By Joe Bast | June 6, 2022

2000 Mules,” the hour-and-a-half documentary film produced by Dinesh D’Souza featuring the work of Catherine Engelbrecht and Gregg Phillips of True the Vote, ran briefly at Marcus theaters in Green Bay at the end of May. (Local organizations may also be showing it; check out the Wisconsin Patriots Toolbox calendar to learn where and when.) Diane and I watched it with two other couples in an otherwise-empty theater.

I will start with the good aspects of the film because they are very, very good. The evidence presented is compelling: cellphone and video evidence showing thousands of individuals illegally delivered hundreds of thousands of ballots to “drop boxes” in major cities in the 2020 battleground states. The methodology described by Engelbrecht and Phillips rules out the possibilities that any of these “mules” were delivering ballots only for family members (which is legal) or were making deliveries to nearby businesses.

D’Souza lets Engelbrecht and Phillips do most of the talking about the research. A panel of conservative pundits provide their reactions with one, Dennis Prager, famously appearing to shift his opinion from “agnostic” about whether the 2020 presidential election was stolen from Donald Trump to firmly in the stolen camp. Near the end of the film, D’Souza speculates that widespread voter fraud probably cost Donald Trump many times as many votes as he would have needed to win reelection.

Production qualities are high, the pacing is good, Engelbrecht and Phillips are very persuasive, and D’Souza is generally an excellent commentator and host. The hour-and-a-half passed quickly.

This is a movie you should feel comfortable sharing with family and friends. Unless they are willfully blind to any evidence of voter fraud in 2020 – and we all know some family and friends who are – they will be convinced by this movie. For me, it ends the debate over who actually won the 2020 presidential election. When someone dismisses claims that the election was stolen, simply ask them, “have you seen ‘2000 Mules’?” If they say “no,” simply say “True the Vote proved there was enough election fraud to turn the election. That debate is over.”

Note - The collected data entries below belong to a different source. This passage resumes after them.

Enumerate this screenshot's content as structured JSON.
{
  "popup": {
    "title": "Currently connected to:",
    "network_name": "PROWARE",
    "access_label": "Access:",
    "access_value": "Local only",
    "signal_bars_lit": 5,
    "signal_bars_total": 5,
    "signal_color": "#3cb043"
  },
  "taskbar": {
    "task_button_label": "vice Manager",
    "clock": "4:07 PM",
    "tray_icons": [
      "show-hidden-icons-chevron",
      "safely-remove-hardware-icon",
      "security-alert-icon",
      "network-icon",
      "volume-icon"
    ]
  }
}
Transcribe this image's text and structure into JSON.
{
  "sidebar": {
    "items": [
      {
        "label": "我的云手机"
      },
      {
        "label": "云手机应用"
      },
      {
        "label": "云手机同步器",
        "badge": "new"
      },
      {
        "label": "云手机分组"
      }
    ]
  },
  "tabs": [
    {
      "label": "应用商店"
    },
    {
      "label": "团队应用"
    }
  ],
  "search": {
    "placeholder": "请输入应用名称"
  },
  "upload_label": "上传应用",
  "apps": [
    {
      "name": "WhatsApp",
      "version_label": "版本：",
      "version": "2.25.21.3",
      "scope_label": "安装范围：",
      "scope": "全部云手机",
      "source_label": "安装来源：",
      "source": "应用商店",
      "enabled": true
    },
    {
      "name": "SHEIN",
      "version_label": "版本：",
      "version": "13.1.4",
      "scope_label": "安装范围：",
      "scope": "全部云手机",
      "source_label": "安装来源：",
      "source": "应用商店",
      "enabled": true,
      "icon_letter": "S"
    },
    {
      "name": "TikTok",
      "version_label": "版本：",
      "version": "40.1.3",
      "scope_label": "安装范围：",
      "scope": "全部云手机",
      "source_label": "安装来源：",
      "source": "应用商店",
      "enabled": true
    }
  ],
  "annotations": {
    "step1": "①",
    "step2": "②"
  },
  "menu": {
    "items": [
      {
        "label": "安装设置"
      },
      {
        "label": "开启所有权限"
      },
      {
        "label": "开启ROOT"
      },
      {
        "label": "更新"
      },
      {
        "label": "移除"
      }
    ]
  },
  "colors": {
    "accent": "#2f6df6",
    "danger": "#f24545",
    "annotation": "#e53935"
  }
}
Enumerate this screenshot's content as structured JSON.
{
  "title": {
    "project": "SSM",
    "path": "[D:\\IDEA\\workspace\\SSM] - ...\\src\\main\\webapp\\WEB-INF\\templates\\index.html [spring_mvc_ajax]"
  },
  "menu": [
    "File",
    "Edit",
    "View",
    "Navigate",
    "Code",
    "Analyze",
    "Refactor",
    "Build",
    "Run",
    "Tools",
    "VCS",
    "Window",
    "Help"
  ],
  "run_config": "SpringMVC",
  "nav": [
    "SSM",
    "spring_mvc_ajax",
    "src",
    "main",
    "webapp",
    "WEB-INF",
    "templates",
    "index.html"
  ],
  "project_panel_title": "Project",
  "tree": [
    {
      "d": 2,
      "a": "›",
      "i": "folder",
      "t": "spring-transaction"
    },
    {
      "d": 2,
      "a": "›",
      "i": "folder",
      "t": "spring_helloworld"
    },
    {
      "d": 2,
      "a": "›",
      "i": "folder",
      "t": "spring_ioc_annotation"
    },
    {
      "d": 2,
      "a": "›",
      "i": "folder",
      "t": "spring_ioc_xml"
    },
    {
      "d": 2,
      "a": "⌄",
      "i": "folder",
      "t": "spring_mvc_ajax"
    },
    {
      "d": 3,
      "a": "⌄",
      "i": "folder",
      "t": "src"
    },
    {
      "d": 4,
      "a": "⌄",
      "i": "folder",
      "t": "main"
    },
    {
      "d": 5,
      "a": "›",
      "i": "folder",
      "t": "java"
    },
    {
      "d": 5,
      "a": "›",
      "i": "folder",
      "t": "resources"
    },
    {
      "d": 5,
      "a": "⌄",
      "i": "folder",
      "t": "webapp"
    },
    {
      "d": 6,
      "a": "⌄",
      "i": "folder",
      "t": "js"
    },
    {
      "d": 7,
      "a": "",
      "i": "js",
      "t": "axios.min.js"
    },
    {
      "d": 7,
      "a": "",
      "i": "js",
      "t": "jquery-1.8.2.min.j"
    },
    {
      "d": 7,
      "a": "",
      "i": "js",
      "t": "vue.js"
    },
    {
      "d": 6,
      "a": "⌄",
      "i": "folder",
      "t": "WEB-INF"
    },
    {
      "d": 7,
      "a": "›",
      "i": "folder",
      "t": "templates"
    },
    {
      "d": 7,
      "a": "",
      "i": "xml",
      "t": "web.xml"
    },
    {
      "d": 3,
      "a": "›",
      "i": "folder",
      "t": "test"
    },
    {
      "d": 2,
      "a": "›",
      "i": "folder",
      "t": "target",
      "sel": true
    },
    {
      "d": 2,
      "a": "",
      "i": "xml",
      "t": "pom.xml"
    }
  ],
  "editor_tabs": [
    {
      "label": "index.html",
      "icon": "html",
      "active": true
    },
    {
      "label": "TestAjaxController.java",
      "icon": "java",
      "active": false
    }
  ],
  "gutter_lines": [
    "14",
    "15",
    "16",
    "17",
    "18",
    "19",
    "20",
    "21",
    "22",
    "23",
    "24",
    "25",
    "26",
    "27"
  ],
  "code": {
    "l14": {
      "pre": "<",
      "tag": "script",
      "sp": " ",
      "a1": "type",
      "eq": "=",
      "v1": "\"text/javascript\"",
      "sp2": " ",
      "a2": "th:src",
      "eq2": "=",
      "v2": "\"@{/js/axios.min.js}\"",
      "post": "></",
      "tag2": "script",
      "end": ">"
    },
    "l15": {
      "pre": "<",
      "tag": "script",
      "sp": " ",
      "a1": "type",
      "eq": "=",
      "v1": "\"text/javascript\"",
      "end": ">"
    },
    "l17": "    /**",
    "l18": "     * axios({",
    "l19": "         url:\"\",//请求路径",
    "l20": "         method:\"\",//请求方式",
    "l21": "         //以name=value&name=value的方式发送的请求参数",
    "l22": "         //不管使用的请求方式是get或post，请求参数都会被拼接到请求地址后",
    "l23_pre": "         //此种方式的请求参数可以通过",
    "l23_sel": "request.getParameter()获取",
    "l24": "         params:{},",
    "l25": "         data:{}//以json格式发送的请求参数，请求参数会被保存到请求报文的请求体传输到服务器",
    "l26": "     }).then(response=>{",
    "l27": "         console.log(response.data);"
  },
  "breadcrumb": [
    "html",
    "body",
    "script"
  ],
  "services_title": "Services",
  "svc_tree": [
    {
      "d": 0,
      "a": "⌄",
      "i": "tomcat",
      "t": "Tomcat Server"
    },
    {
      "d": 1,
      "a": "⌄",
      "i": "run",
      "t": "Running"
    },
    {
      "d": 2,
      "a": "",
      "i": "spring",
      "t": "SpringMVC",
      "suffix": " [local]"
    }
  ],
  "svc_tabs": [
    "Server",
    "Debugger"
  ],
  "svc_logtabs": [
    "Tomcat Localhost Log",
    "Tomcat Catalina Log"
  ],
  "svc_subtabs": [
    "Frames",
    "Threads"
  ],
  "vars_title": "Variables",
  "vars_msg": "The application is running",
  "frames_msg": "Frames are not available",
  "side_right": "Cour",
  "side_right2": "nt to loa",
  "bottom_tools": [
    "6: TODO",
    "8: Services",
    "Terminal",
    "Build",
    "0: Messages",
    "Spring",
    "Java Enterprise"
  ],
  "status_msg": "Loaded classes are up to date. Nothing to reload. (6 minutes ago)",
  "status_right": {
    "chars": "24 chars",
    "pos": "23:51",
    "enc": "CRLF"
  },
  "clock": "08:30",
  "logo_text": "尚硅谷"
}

“2000 Mules” is not without its annoying moments. Some scenes are plainly reenactments, such as when D’Souza and his wife pretend to be seeing an interview with a witness to election fraud for the first time on an iPad. How much of the panel discussion was similarly reenacted? Heavy-handed lighting and staging tries to make the “secret laboratory” of True the Vote look like a scene from the television series, “CSI: Crime Scene Investigation,” but it’s really just a couple guys with PCs, and tools hanging on a wall in the background make it more likely to be someone’s garage. D’Souza’s gleaming white mansion home is featured… some may wonder why.

I was disturbed by the absence of people appearing in the film independently confirming the methodology and findings of Engelbrecht and Phillips. The political pundits, D’Souza, and D’Souza’s wife are plainly not experts in the technologies involved in tracing cellphone users, connecting them to surveillance video from drop boxes, and ruling out alternative explanations. Specific “mules” and specific liberal nonprofit groups that allegedly paid them are not identified. Viewers are asked to accept on faith the findings as reported by Engelbrecht and Phillips.

After writing this review, I searched for substantive criticism of “2000 Mules.” Most critical reviews focused on D’Souza’s conservative leanings and his 2018 pardon by Donald Trump for campaign finance law violations committed in 2014. A few wondered why, if the fraud was as widespread as D’Souza’s team claims, others haven’t made similar claims. The simple answer to that is they have, hundreds of times, but their claims have been censored and ignored. Producing this documentary film was a way to circumvent the censors in the mainstream media and liberal judges.

The Associated Press ran a long and tendentious “fact check” of the movie. Its main complaint is that cellphone geolocation data aren’t precise enough to determine that a person actually visited a drop box. But Engelbrecht and Phillips spent nearly two years testing and interpreting data to establish exactly that link. I think one needs more than a half-sentence quotation from a liberal academic to dispute it. Hans von Spakovsky recently replied to such “fact checks” by challenging the media to “use the documentary to try to identify and interview some of these mules and the staff at these nonprofits if they really wanted to get at the truth.”

Similarly, the AP claims “a video of a voter dropping off a stack of ballots at a drop box is not itself proof of any wrongdoing, since most states have legal exceptions that let people drop off ballots on behalf of family members and household members.” Well, that depends on how big the “stack of ballots” is, and how many times the “voter” makes such a deposit, and whether or not the “voter” was paid. Truth the Vote researchers studied and documented each of these considerations before reaching their conclusions. The AP reporter and her sources did not. After watching “2000 Mules,” it isn’t difficult to know who to believe.